Location: Rangeland Resources Research
Title: Seasonal temperature and precipitation effects on cow-calf production in northern mixed-grass prairie Authors
Submitted to: Livestock Science
Publication Type: Peer Reviewed Journal
Publication Acceptance Date: April 25, 2013
Publication Date: July 4, 2013
Repository URL: http://handle.nal.usda.gov/10113/58232
Citation: Reeves, J.L., Derner, J.D., Sanderson, M.A., Petersen, M.K., Vermeire, L.T., Hendrickson, J.R., Kronberg, S.L. 2013. Seasonal temperature and precipitation effects on cow-calf production in northern mixed-grass prairie. Livestock Science. 155:355-363. Interpretive Summary: Understanding the influence of seasonal weather (precipitation, temperature) effects on livestock production in the western Great Plains would assist ranchers with planning for the grazing season and reduce enterprise risk. Thirty-four years of cow-calf beef production data from the USDA-ARS High Plains Grasslands Research Station near Cheyenne, WY, USA were used to determine the influence of spring (April – June) and summer (July – September) temperature and precipitation, as well as prior winter (October – March) and prior growing season (April – September) precipitation on livestock gains. Hereford cattle were more sensitive to seasonal weather patterns than crossbreds (Red Angus x Charolais x Salers), with warm and wet springs, and wet winters increasing beef production. Beef production from the crossbreds cattle did not show any weather effect patterns. The findings will be incorporated into decision support tools to help ranchers determine expected beef production in advance (perhaps months) of the grazing season to reduce enterprise risk.

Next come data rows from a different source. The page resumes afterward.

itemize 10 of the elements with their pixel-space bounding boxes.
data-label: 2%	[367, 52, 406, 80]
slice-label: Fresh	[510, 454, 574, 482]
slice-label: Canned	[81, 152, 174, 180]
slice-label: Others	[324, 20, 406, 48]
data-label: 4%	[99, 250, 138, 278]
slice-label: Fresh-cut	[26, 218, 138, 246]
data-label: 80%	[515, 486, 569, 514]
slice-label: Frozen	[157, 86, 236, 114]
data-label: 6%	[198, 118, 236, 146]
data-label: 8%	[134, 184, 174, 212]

Technical Abstract: Quantifying the effects of seasonal temperature and precipitation on cow-calf production on rangelands is challenging, as few long-term (>20 yr) studies have been reported. However, an understanding of how seasonal weather inconsistency affects beef production is needed for beef producers to better manage their herds on native rangelands to minimize enterprise risk with respect to climatic variability. Cow-calf beef production data collected at the USDA-ARS High Plains Grasslands Research Station near Cheyenne, WY, USA, from 1975-2012 were tested using model averaging for effects of spring (April – June) and summer (July – September) temperature and precipitation, as well as prior winter (October – March) and prior growing season (April – September) precipitation. Two breeds were used at different times during the study period (Herefords from 1975 – 2011 and a Red Angus x Charolais x Salers cross from 2003 – 2012; there was no grazing in 2002) and examined separately to test for differential effects of seasonal weather by breed. Herefords were more sensitive to seasonal weather patterns than the crossbreds, with Hereford pair total beef production showing the largest effect sizes. Warm, wet springs and wet winters increased Hereford beef production in this northern mixed-grass prairie, whereas beef production from the crossbreds did not show any weather effect patterns. The model structure used maximizes utility of these data to be built into decision support tools to help ranchers optimize stocking rates and minimize enterprise risk in advance of the grazing season.